Я иду, глядя на его покрасневший от напряжения крутой затылок. Хороший все же человече, этот Юрик, и черная борода, великолепная, разбойничья, и голубые глаза, как у младенца! Осторожный, серьезный — с ним нисколько не страшно.
Далеко впереди замечаем слабую полоску света. Мы невольно ускоряем шаг и вскоре выбираемся из грота.
— Ты думаешь, мы найдем что-нибудь от каравана? — спрашиваю я.
— Найдем. И лошади и тюки должны хорошо сохраниться, — отвечает Юрик.
— Но все же сто лет…
— А ты слышал, в тундре геологи ели мясо мамонта?
— Враки!
— Ничуть!
Вечером мы на льду расстилаем палатку, надуваем матрацы. Юрик на спиртовке разогревает лед. Чистит картошку. Клубни сразу же покрываются инеем.
— А хорошо все же жить вот так, — мечтательно произношу я, залезая в спальный мешок.
Наступает самое блаженное состояние. О том, Что было трудно идти, и сильно жгло солнце, и обметала лихорадка губы, уже не думаешь.
— Юрик, а караван, наверное, попал в обвал, — говорю я.
— Тихо! — Юрик вдруг вскакивает. — Ты слышал?
— Ничего не слышал.
— Ну как же, вот только сейчас!
По горам катилось, умолкая, эхо.
— Наверное, трещина или обвал?
— Нет, это выстрел.
— Чудак! У Стаса ведь нет оружия. А здесь мы одни.
— Я слышал выстрел! Не трещина это и не обвал. Здесь кто-то есть, кроме нас.
6. ШТУРМФЮРЕР НАЗНАЧАЕТ ЧАС
По утрам, когда солнце начинает золотить серые от уличной копоти крыши домов, на набережной Дунай-плац можно увидеть пятидесятилетнего смуглолицего господина в сером пальто и маленькой тирольской шапочке. Не спеша он идет вдоль портовых кранов, автопогрузчиков, ящиков с машинами, дизелями, шелком, крахмалом, пивом — со всем, чем знаменит достойный город Ульм земли Баден-Вюртембергской. За портовыми кранами поблескивает свинцово-холодный Дунай.
Господин дышит глубоко и ровно. Утренняя порция свежего воздуха, как и зарядка, холодный душ, массаж, помогают быть в хорошей форме целый день.
— Доброе утро, господин Шёневеттер, — приветствует его полупоклоном служитель проходной.
Шёневеттер кивает и проходит в контору порта. Он заведует отделом транспортных операций фирмы «Ульммашинен-верке». На часах ровно восемь. Все сотрудники на местах. На столах аккуратные стопки накладных, пишущие машинки, арифмометры. Шёневеттер встречается со взглядом Минцеля.
— Карл, прошу ко мне, — бросает он на ходу.

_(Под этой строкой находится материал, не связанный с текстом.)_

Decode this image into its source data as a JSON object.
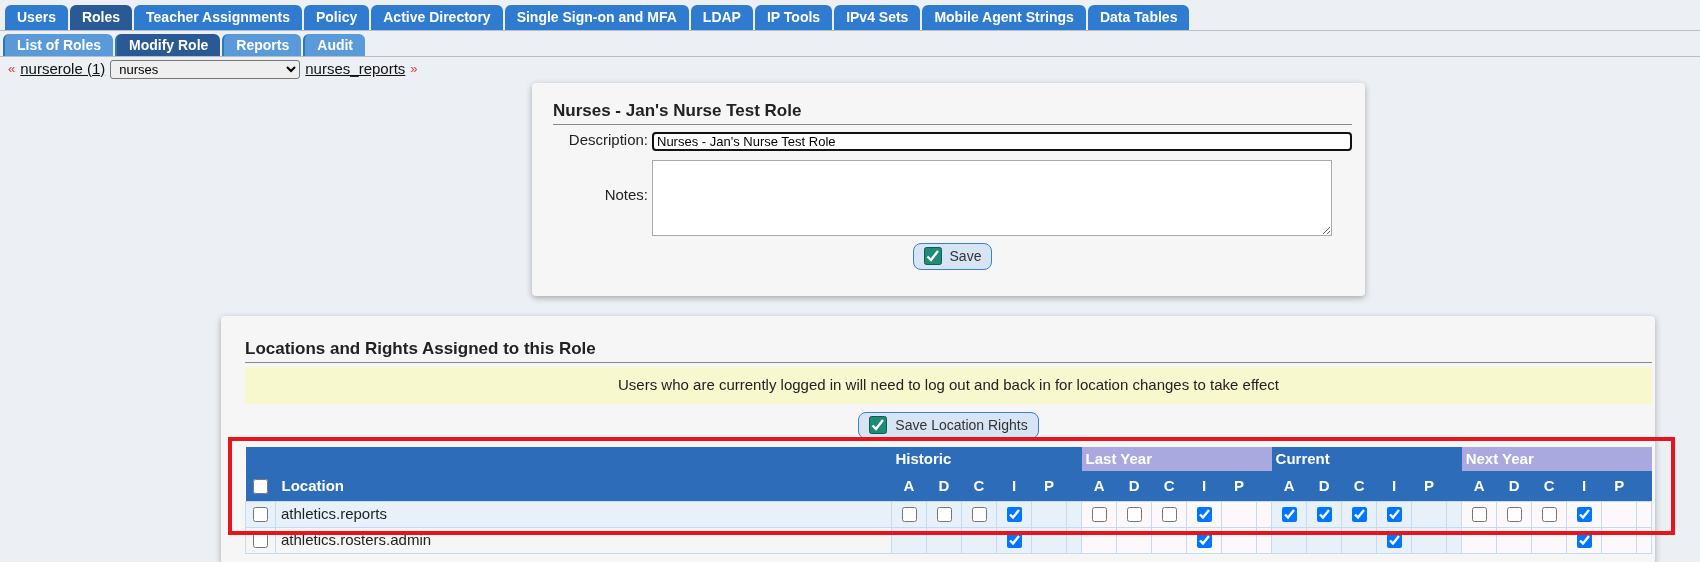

Маленький, кривоногий, с обезьяньим лицом и изжелта-красными глазами Минцель выныривает из-за стола и скрывается вместе с шефом за дверью.

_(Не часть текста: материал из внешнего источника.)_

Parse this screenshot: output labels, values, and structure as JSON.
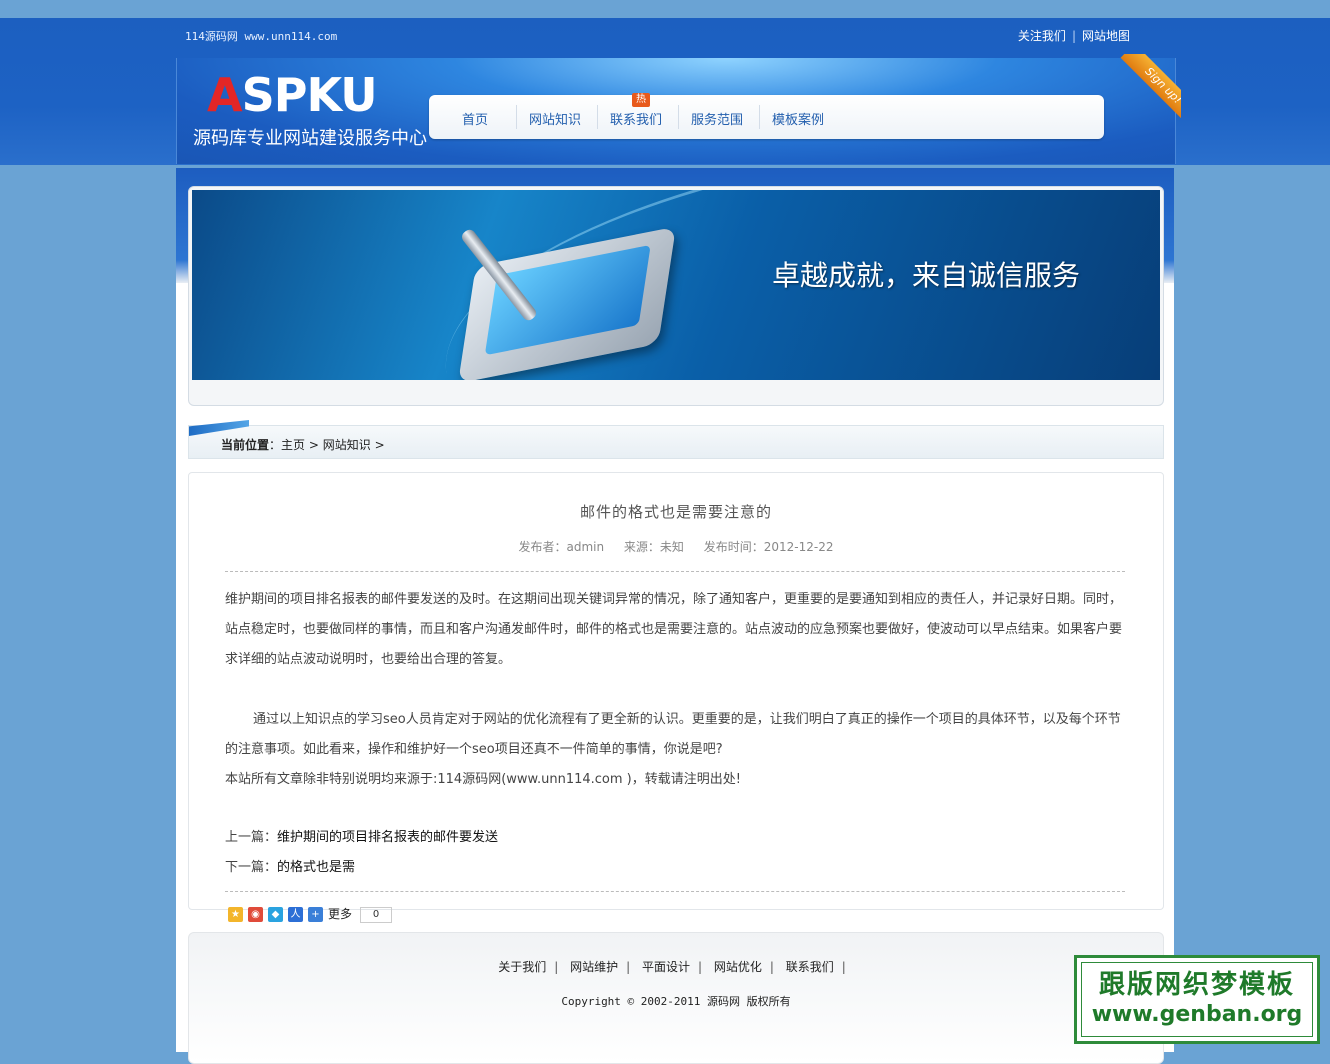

Шёневеттер неторопливо разминает сигарету, садится в кресло и разглядывает Минцеля так внимательно, словно видит его впервые. Минцель сначала выдерживает взгляд, потом опускает глаза и нервно сучит пальцами в карманах пиджака.
— Стареем, Карл, — наконец произносит Шёневеттер.
Минцель поднимает на шефа печальный взгляд.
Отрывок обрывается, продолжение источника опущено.